- Born: British Honduras
- Died: August 7, 1963 Saint Clare's Hospital
- Occupation: Actor
- Spouse(s): John Boruff, William Alexander Kemp

= Helen Shields =

American actress (died 1963)

Helen Shields (died August 7, 1963) was an American actress on radio, Broadway, and television.

Helen Shields was born in British Honduras to American parents. Her father, John Shields, was an executive with United Fruit Company.'

Helen Shields had a long career on stage and on Broadway. Her early roles included parts in Washington Jitters (1930), The Devil Takes a Bride (1938), and Young Couple Wanted (1940). She appeared in Elia Kazan's 1940 revival of Liliom starring Burgess Meredith and Ingrid Bergman and was the understudy for Jessica Tandy and Uta Hagen in A Streetcar Named Desire for the 1948–49 season. She also appeared in Apple of His Eye, Angel Street, and The Silver Whistle.

In the 1940s she made frequent appearances in radio dramas, with regular roles in Amanda of Honeymoon Hill, Aunt Jenny's Real Life Stories, Bringing Up Father, By Kathleen Norris, I Love Linda Dale, and Young Widder Brown.
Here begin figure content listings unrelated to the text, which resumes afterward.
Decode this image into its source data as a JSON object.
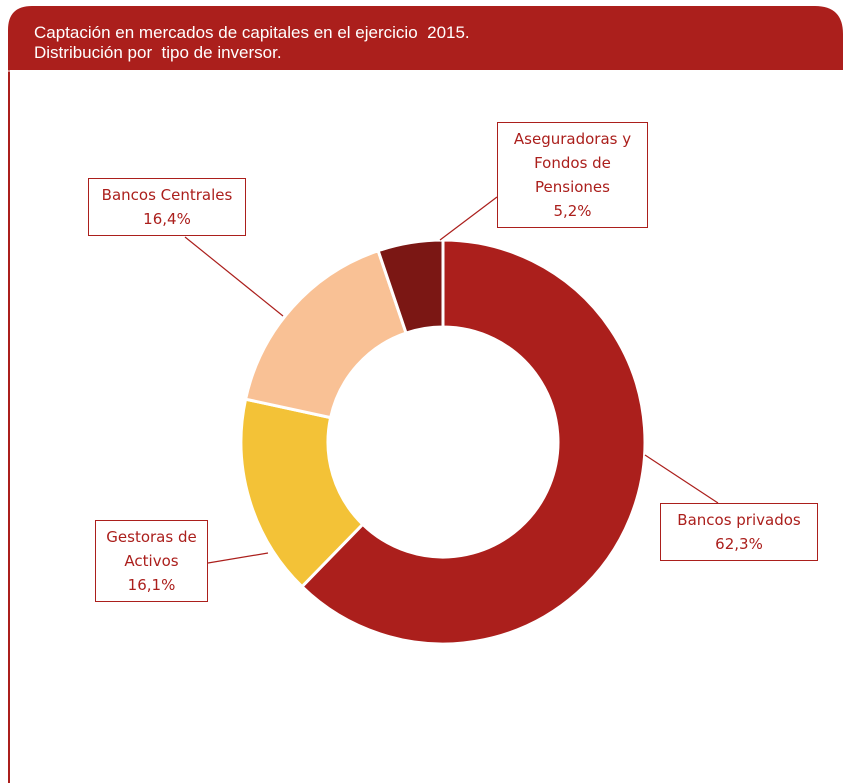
{
  "chart_data": {
    "type": "donut",
    "title": "Captación en mercados de capitales en el ejercicio  2015.",
    "subtitle": "Distribución por  tipo de inversor.",
    "categories": [
      "Bancos privados",
      "Gestoras de Activos",
      "Bancos Centrales",
      "Aseguradoras y Fondos de Pensiones"
    ],
    "values": [
      62.3,
      16.1,
      16.4,
      5.2
    ],
    "value_labels": [
      "62,3%",
      "16,1%",
      "16,4%",
      "5,2%"
    ],
    "colors": [
      "#ab1f1c",
      "#f3c237",
      "#f9c195",
      "#7b1714"
    ]
  }
}
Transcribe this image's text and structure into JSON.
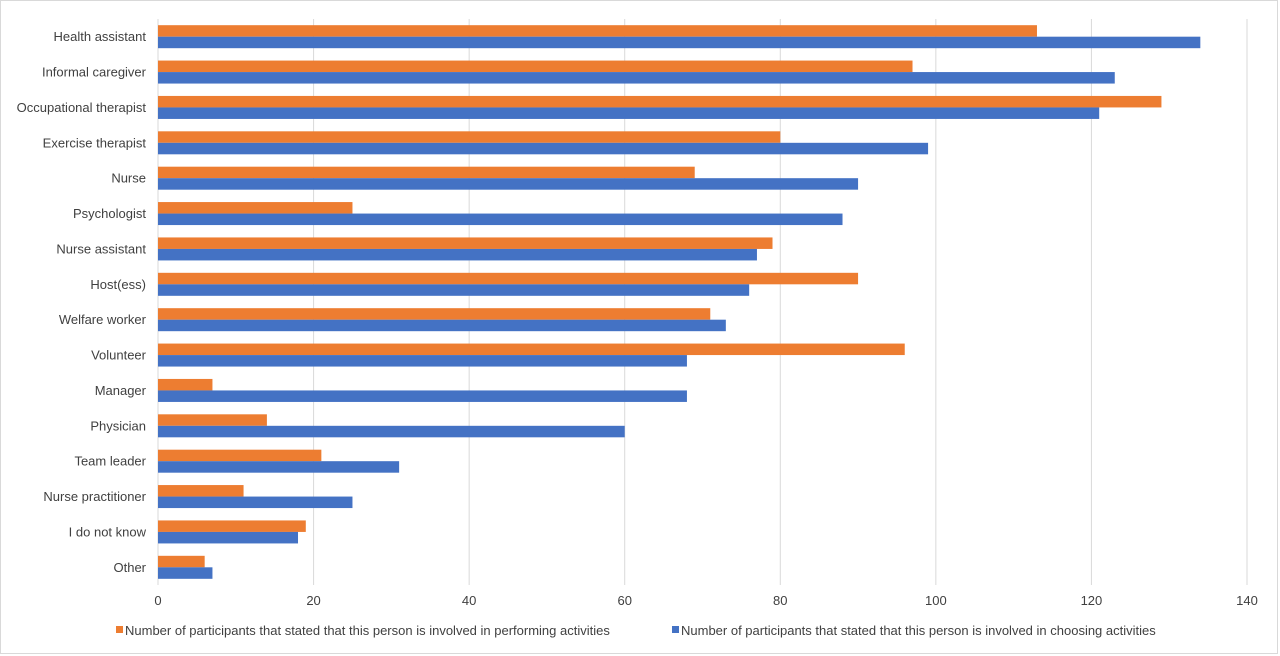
{
  "chart_data": {
    "type": "bar",
    "orientation": "horizontal",
    "title": "",
    "xlabel": "",
    "ylabel": "",
    "xlim": [
      0,
      140
    ],
    "x_ticks": [
      0,
      20,
      40,
      60,
      80,
      100,
      120,
      140
    ],
    "grid": "vertical gridlines on",
    "legend_position": "bottom",
    "categories": [
      "Health assistant",
      "Informal caregiver",
      "Occupational therapist",
      "Exercise therapist",
      "Nurse",
      "Psychologist",
      "Nurse assistant",
      "Host(ess)",
      "Welfare worker",
      "Volunteer",
      "Manager",
      "Physician",
      "Team leader",
      "Nurse practitioner",
      "I do not know",
      "Other"
    ],
    "series": [
      {
        "name": "Number of participants that stated that this person is involved in performing activities",
        "color": "#ED7D31",
        "values": [
          113,
          97,
          129,
          80,
          69,
          25,
          79,
          90,
          71,
          96,
          7,
          14,
          21,
          11,
          19,
          6
        ]
      },
      {
        "name": "Number of participants that stated that this person is involved in choosing activities",
        "color": "#4472C4",
        "values": [
          134,
          123,
          121,
          99,
          90,
          88,
          77,
          76,
          73,
          68,
          68,
          60,
          31,
          25,
          18,
          7
        ]
      }
    ]
  }
}
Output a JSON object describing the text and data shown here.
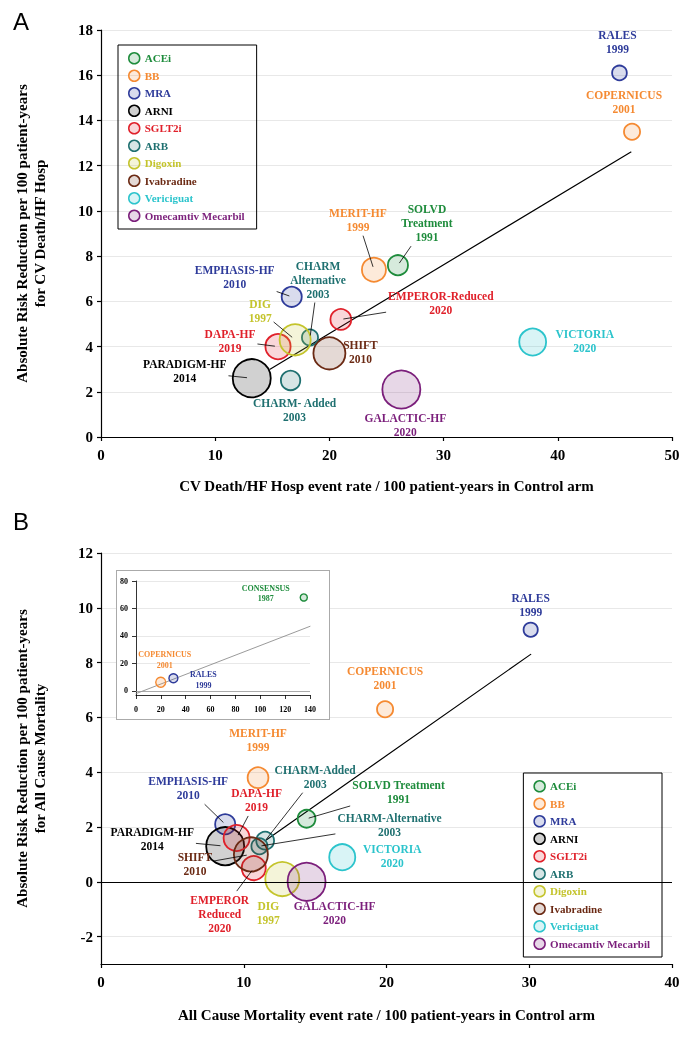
{
  "chart_data": [
    {
      "type": "bubble",
      "title": "A",
      "xlabel": "CV Death/HF Hosp event rate / 100 patient-years in Control arm",
      "ylabel": "Absolute Risk Reduction per 100 patient-years\nfor CV Death/HF Hosp",
      "xlim": [
        0,
        50
      ],
      "xticks": [
        0,
        10,
        20,
        30,
        40,
        50
      ],
      "ylim": [
        0,
        18
      ],
      "yticks": [
        0,
        2,
        4,
        6,
        8,
        10,
        12,
        14,
        16,
        18
      ],
      "grid": "y",
      "legend": "top left",
      "series": [
        {
          "name": "ACEi",
          "color": "#1e8c3c",
          "x": [
            26.0
          ],
          "values": [
            7.6
          ],
          "sizes": [
            0.28
          ]
        },
        {
          "name": "BB",
          "color": "#f58a32",
          "x": [
            23.9,
            46.5
          ],
          "values": [
            7.4,
            13.5
          ],
          "sizes": [
            0.4,
            0.18
          ]
        },
        {
          "name": "MRA",
          "color": "#2e3b9a",
          "x": [
            45.4,
            16.7
          ],
          "values": [
            16.1,
            6.2
          ],
          "sizes": [
            0.15,
            0.28
          ]
        },
        {
          "name": "ARNI",
          "color": "#000000",
          "x": [
            13.2
          ],
          "values": [
            2.6
          ],
          "sizes": [
            1.0
          ]
        },
        {
          "name": "SGLT2i",
          "color": "#e0202a",
          "x": [
            15.5,
            21.0
          ],
          "values": [
            4.0,
            5.2
          ],
          "sizes": [
            0.44,
            0.3
          ]
        },
        {
          "name": "ARB",
          "color": "#1f7070",
          "x": [
            18.3,
            16.6
          ],
          "values": [
            4.4,
            2.5
          ],
          "sizes": [
            0.18,
            0.26
          ]
        },
        {
          "name": "Digoxin",
          "color": "#c4c42c",
          "x": [
            17.0
          ],
          "values": [
            4.3
          ],
          "sizes": [
            0.67
          ]
        },
        {
          "name": "Ivabradine",
          "color": "#6b2a14",
          "x": [
            20.0
          ],
          "values": [
            3.7
          ],
          "sizes": [
            0.71
          ]
        },
        {
          "name": "Vericiguat",
          "color": "#2cc4cc",
          "x": [
            37.8
          ],
          "values": [
            4.2
          ],
          "sizes": [
            0.5
          ]
        },
        {
          "name": "Omecamtiv Mecarbil",
          "color": "#7b1f7b",
          "x": [
            26.3
          ],
          "values": [
            2.1
          ],
          "sizes": [
            1.0
          ]
        },
        {
          "type": "line",
          "color": "#000000",
          "marker": "none",
          "x": [
            14.8,
            46.4
          ],
          "values": [
            3.0,
            12.6
          ]
        }
      ],
      "annotations": [
        {
          "text": "RALES\n1999",
          "x": 45.4,
          "y": 16.1
        },
        {
          "text": "COPERNICUS\n2001",
          "x": 46.5,
          "y": 13.5
        },
        {
          "text": "MERIT-HF\n1999",
          "x": 23.9,
          "y": 7.4
        },
        {
          "text": "SOLVD\nTreatment\n1991",
          "x": 26.0,
          "y": 7.6
        },
        {
          "text": "CHARM\nAlternative\n2003",
          "x": 18.3,
          "y": 4.4
        },
        {
          "text": "EMPHASIS-HF\n2010",
          "x": 16.7,
          "y": 6.2
        },
        {
          "text": "EMPEROR-Reduced\n2020",
          "x": 21.0,
          "y": 5.2
        },
        {
          "text": "DIG\n1997",
          "x": 17.0,
          "y": 4.3
        },
        {
          "text": "DAPA-HF\n2019",
          "x": 15.5,
          "y": 4.0
        },
        {
          "text": "SHIFT\n2010",
          "x": 20.0,
          "y": 3.7
        },
        {
          "text": "PARADIGM-HF\n2014",
          "x": 13.2,
          "y": 2.6
        },
        {
          "text": "CHARM- Added\n2003",
          "x": 16.6,
          "y": 2.5
        },
        {
          "text": "GALACTIC-HF\n2020",
          "x": 26.3,
          "y": 2.1
        },
        {
          "text": "VICTORIA\n2020",
          "x": 37.8,
          "y": 4.2
        }
      ]
    },
    {
      "type": "bubble",
      "title": "B",
      "xlabel": "All Cause Mortality event rate / 100 patient-years in Control arm",
      "ylabel": "Absolute Risk Reduction per 100 patient-years\nfor All Cause Mortality",
      "xlim": [
        0,
        40
      ],
      "xticks": [
        0,
        10,
        20,
        30,
        40
      ],
      "ylim": [
        -3,
        12
      ],
      "yticks": [
        -2,
        0,
        2,
        4,
        6,
        8,
        10,
        12
      ],
      "grid": "y",
      "legend": "bottom right",
      "ref_lines": [
        {
          "axis": "y",
          "value": 0,
          "color": "#000000"
        }
      ],
      "series": [
        {
          "name": "ACEi",
          "color": "#1e8c3c",
          "x": [
            14.4
          ],
          "values": [
            2.3
          ],
          "sizes": [
            0.22
          ]
        },
        {
          "name": "BB",
          "color": "#f58a32",
          "x": [
            11.0,
            19.9
          ],
          "values": [
            3.8,
            6.3
          ],
          "sizes": [
            0.3,
            0.18
          ]
        },
        {
          "name": "MRA",
          "color": "#2e3b9a",
          "x": [
            30.1,
            8.7
          ],
          "values": [
            9.2,
            2.1
          ],
          "sizes": [
            0.14,
            0.28
          ]
        },
        {
          "name": "ARNI",
          "color": "#000000",
          "x": [
            8.7
          ],
          "values": [
            1.3
          ],
          "sizes": [
            1.0
          ]
        },
        {
          "name": "SGLT2i",
          "color": "#e0202a",
          "x": [
            9.5,
            10.7
          ],
          "values": [
            1.6,
            0.5
          ],
          "sizes": [
            0.47,
            0.4
          ]
        },
        {
          "name": "ARB",
          "color": "#1f7070",
          "x": [
            11.5,
            11.1
          ],
          "values": [
            1.5,
            1.3
          ],
          "sizes": [
            0.22,
            0.18
          ]
        },
        {
          "name": "Digoxin",
          "color": "#c4c42c",
          "x": [
            12.7
          ],
          "values": [
            0.1
          ],
          "sizes": [
            0.8
          ]
        },
        {
          "name": "Ivabradine",
          "color": "#6b2a14",
          "x": [
            10.5
          ],
          "values": [
            1.0
          ],
          "sizes": [
            0.8
          ]
        },
        {
          "name": "Vericiguat",
          "color": "#2cc4cc",
          "x": [
            16.9
          ],
          "values": [
            0.9
          ],
          "sizes": [
            0.47
          ]
        },
        {
          "name": "Omecamtiv Mecarbil",
          "color": "#7b1f7b",
          "x": [
            14.4
          ],
          "values": [
            0.0
          ],
          "sizes": [
            1.0
          ]
        },
        {
          "type": "line",
          "color": "#000000",
          "marker": "none",
          "x": [
            11.5,
            30.1
          ],
          "values": [
            1.5,
            8.3
          ]
        }
      ],
      "annotations": [
        {
          "text": "RALES\n1999",
          "x": 30.1,
          "y": 9.2
        },
        {
          "text": "COPERNICUS\n2001",
          "x": 19.9,
          "y": 6.3
        },
        {
          "text": "MERIT-HF\n1999",
          "x": 11.0,
          "y": 3.8
        },
        {
          "text": "CHARM-Added\n2003",
          "x": 11.5,
          "y": 1.5
        },
        {
          "text": "EMPHASIS-HF\n2010",
          "x": 8.7,
          "y": 2.1
        },
        {
          "text": "DAPA-HF\n2019",
          "x": 9.5,
          "y": 1.6
        },
        {
          "text": "SOLVD Treatment\n1991",
          "x": 14.4,
          "y": 2.3
        },
        {
          "text": "CHARM-Alternative\n2003",
          "x": 11.1,
          "y": 1.3
        },
        {
          "text": "PARADIGM-HF\n2014",
          "x": 8.7,
          "y": 1.3
        },
        {
          "text": "SHIFT\n2010",
          "x": 10.5,
          "y": 1.0
        },
        {
          "text": "EMPEROR\nReduced\n2020",
          "x": 10.7,
          "y": 0.5
        },
        {
          "text": "DIG\n1997",
          "x": 12.7,
          "y": 0.1
        },
        {
          "text": "GALACTIC-HF\n2020",
          "x": 14.4,
          "y": 0.0
        },
        {
          "text": "VICTORIA\n2020",
          "x": 16.9,
          "y": 0.9
        }
      ]
    },
    {
      "type": "bubble",
      "xlim": [
        0,
        140
      ],
      "xticks": [
        0,
        20,
        40,
        60,
        80,
        100,
        120,
        140
      ],
      "ylim": [
        -3,
        80
      ],
      "yticks": [
        0,
        20,
        40,
        60,
        80
      ],
      "grid": "y",
      "ref_lines": [
        {
          "axis": "y",
          "value": 0,
          "color": "#999999"
        }
      ],
      "series": [
        {
          "color": "#1e8c3c",
          "x": [
            135
          ],
          "values": [
            68
          ],
          "sizes": [
            0.5
          ]
        },
        {
          "color": "#f58a32",
          "x": [
            19.9
          ],
          "values": [
            6.3
          ],
          "sizes": [
            1.0
          ]
        },
        {
          "color": "#2e3b9a",
          "x": [
            30.1
          ],
          "values": [
            9.2
          ],
          "sizes": [
            0.8
          ]
        },
        {
          "type": "line",
          "color": "#808080",
          "marker": "none",
          "x": [
            0,
            140
          ],
          "values": [
            -2,
            47
          ]
        }
      ],
      "annotations": [
        {
          "text": "CONSENSUS\n1987",
          "x": 135,
          "y": 68
        },
        {
          "text": "COPERNICUS\n2001",
          "x": 19.9,
          "y": 6.3
        },
        {
          "text": "RALES\n1999",
          "x": 30.1,
          "y": 9.2
        }
      ]
    }
  ]
}
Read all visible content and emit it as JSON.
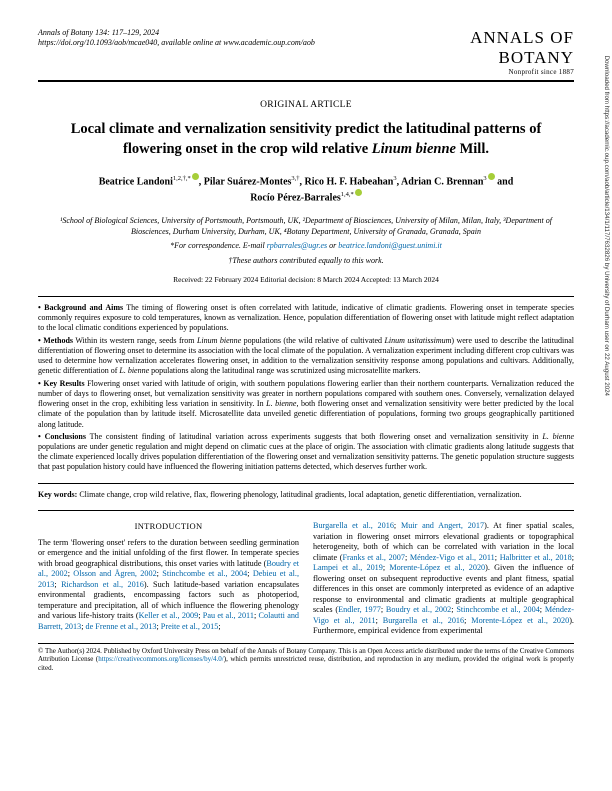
{
  "header": {
    "journal_line": "Annals of Botany 134: 117–129, 2024",
    "doi_line": "https://doi.org/10.1093/aob/mcae040, available online at www.academic.oup.com/aob",
    "logo_top": "ANNALS OF",
    "logo_bottom": "BOTANY",
    "logo_tag": "Nonprofit since 1887"
  },
  "article": {
    "type": "ORIGINAL ARTICLE",
    "title_a": "Local climate and vernalization sensitivity predict the latitudinal patterns of flowering onset in the crop wild relative ",
    "title_b": "Linum bienne",
    "title_c": " Mill."
  },
  "authors": {
    "line1": "Beatrice Landoni",
    "sup1": "1,2,†,*",
    "a2": ", Pilar Suárez-Montes",
    "sup2": "3,†",
    "a3": ", Rico H. F. Habeahan",
    "sup3": "3",
    "a4": ", Adrian C. Brennan",
    "sup4": "3",
    "line2_pre": " and",
    "line2": "Rocío Pérez-Barrales",
    "sup5": "1,4,*"
  },
  "affil": {
    "text": "¹School of Biological Sciences, University of Portsmouth, Portsmouth, UK, ²Department of Biosciences, University of Milan, Milan, Italy, ³Department of Biosciences, Durham University, Durham, UK, ⁴Botany Department, University of Granada, Granada, Spain",
    "corr_label": "*For correspondence. E-mail ",
    "email1": "rpbarrales@ugr.es",
    "or": " or ",
    "email2": "beatrice.landoni@guest.unimi.it",
    "equal": "†These authors contributed equally to this work."
  },
  "dates": "Received: 22 February 2024    Editorial decision: 8 March 2024    Accepted: 13 March 2024",
  "abstract": {
    "bg_label": "Background and Aims",
    "bg_text": " The timing of flowering onset is often correlated with latitude, indicative of climatic gradients. Flowering onset in temperate species commonly requires exposure to cold temperatures, known as vernalization. Hence, population differentiation of flowering onset with latitude might reflect adaptation to the local climatic conditions experienced by populations.",
    "m_label": "Methods",
    "m_text_a": " Within its western range, seeds from ",
    "m_ital1": "Linum bienne",
    "m_text_b": " populations (the wild relative of cultivated ",
    "m_ital2": "Linum usitatissimum",
    "m_text_c": ") were used to describe the latitudinal differentiation of flowering onset to determine its association with the local climate of the population. A vernalization experiment including different crop cultivars was used to determine how vernalization accelerates flowering onset, in addition to the vernalization sensitivity response among populations and cultivars. Additionally, genetic differentiation of ",
    "m_ital3": "L. bienne",
    "m_text_d": " populations along the latitudinal range was scrutinized using microsatellite markers.",
    "kr_label": "Key Results",
    "kr_text_a": " Flowering onset varied with latitude of origin, with southern populations flowering earlier than their northern counterparts. Vernalization reduced the number of days to flowering onset, but vernalization sensitivity was greater in northern populations compared with southern ones. Conversely, vernalization delayed flowering onset in the crop, exhibiting less variation in sensitivity. In ",
    "kr_ital1": "L. bienne",
    "kr_text_b": ", both flowering onset and vernalization sensitivity were better predicted by the local climate of the population than by latitude itself. Microsatellite data unveiled genetic differentiation of populations, forming two groups geographically partitioned along latitude.",
    "c_label": "Conclusions",
    "c_text_a": " The consistent finding of latitudinal variation across experiments suggests that both flowering onset and vernalization sensitivity in ",
    "c_ital1": "L. bienne",
    "c_text_b": " populations are under genetic regulation and might depend on climatic cues at the place of origin. The association with climatic gradients along latitude suggests that the climate experienced locally drives population differentiation of the flowering onset and vernalization sensitivity patterns. The genetic population structure suggests that past population history could have influenced the flowering initiation patterns detected, which deserves further work."
  },
  "keywords": {
    "label": "Key words:",
    "text": " Climate change, crop wild relative, flax, flowering phenology, latitudinal gradients, local adaptation, genetic differentiation, vernalization."
  },
  "intro": {
    "heading": "INTRODUCTION",
    "col1_a": "The term 'flowering onset' refers to the duration between seedling germination or emergence and the initial unfolding of the first flower. In temperate species with broad geographical distributions, this onset varies with latitude (",
    "col1_ref1": "Boudry et al., 2002",
    "col1_b": "; ",
    "col1_ref2": "Olsson and Ågren, 2002",
    "col1_c": "; ",
    "col1_ref3": "Stinchcombe et al., 2004",
    "col1_d": "; ",
    "col1_ref4": "Debieu et al., 2013",
    "col1_e": "; ",
    "col1_ref5": "Richardson et al., 2016",
    "col1_f": "). Such latitude-based variation encapsulates environmental gradients, encompassing factors such as photoperiod, temperature and precipitation, all of which influence the flowering phenology and various life-history traits (",
    "col1_ref6": "Keller et al., 2009",
    "col1_g": "; ",
    "col1_ref7": "Pau et al., 2011",
    "col1_h": "; ",
    "col1_ref8": "Colautti and Barrett, 2013",
    "col1_i": "; ",
    "col1_ref9": "de Frenne et al., 2013",
    "col1_j": "; ",
    "col1_ref10": "Preite et al., 2015",
    "col1_k": ";",
    "col2_ref1": "Burgarella et al., 2016",
    "col2_a": "; ",
    "col2_ref2": "Muir and Angert, 2017",
    "col2_b": "). At finer spatial scales, variation in flowering onset mirrors elevational gradients or topographical heterogeneity, both of which can be correlated with variation in the local climate (",
    "col2_ref3": "Franks et al., 2007",
    "col2_c": "; ",
    "col2_ref4": "Méndez-Vigo et al., 2011",
    "col2_d": "; ",
    "col2_ref5": "Halbritter et al., 2018",
    "col2_e": "; ",
    "col2_ref6": "Lampei et al., 2019",
    "col2_f": "; ",
    "col2_ref7": "Morente-López et al., 2020",
    "col2_g": "). Given the influence of flowering onset on subsequent reproductive events and plant fitness, spatial differences in this onset are commonly interpreted as evidence of an adaptive response to environmental and climatic gradients at multiple geographical scales (",
    "col2_ref8": "Endler, 1977",
    "col2_h": "; ",
    "col2_ref9": "Boudry et al., 2002",
    "col2_i": "; ",
    "col2_ref10": "Stinchcombe et al., 2004",
    "col2_j": "; ",
    "col2_ref11": "Méndez-Vigo et al., 2011",
    "col2_k": "; ",
    "col2_ref12": "Burgarella et al., 2016",
    "col2_l": "; ",
    "col2_ref13": "Morente-López et al., 2020",
    "col2_m": "). Furthermore, empirical evidence from experimental"
  },
  "footer": {
    "text_a": "© The Author(s) 2024. Published by Oxford University Press on behalf of the Annals of Botany Company. This is an Open Access article distributed under the terms of the Creative Commons Attribution License (",
    "link": "https://creativecommons.org/licenses/by/4.0/",
    "text_b": "), which permits unrestricted reuse, distribution, and reproduction in any medium, provided the original work is properly cited."
  },
  "side": "Downloaded from https://academic.oup.com/aob/article/134/1/117/7632826 by University of Durham user on 22 August 2024"
}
In the 1950s and early 1960s, she had regular roles in the television soap operas Concerning Miss Marlowe (Margaret Marlowe and Dot Clayton), From These Roots (Emily Fraser Benson), As the World Turns (Edna Rice), and The Edge of Night (Hester Spode). Her television guest roles included appearances on The Aldrich Family (1953), Hollywood Screen Test (1953), Ethel and Albert (1958), and City Hospital (1952). She also had supporting roles in the films The Whistle at Eaton Falls (1951) and The Wrong Man (1956).

She had roles in several Broadway plays: Maxwell Anderson's Barefoot in Athens (1951) Molly Kazan's The Egghead (1957) and Seyril Schochen's The Moon Besieged (1962). Off-Broadway roles included The Apollo of Bellac (1957) and Virtuous Island (1957).

Helen Shields died on 7 August 1963 in St. Clare's Hospital.

== Personal life ==
Shields married John Boruff, actor and co-writer of Washington Jitters, in 1938. They divorced in 1950. In 1951, she married William Alexander Kemp.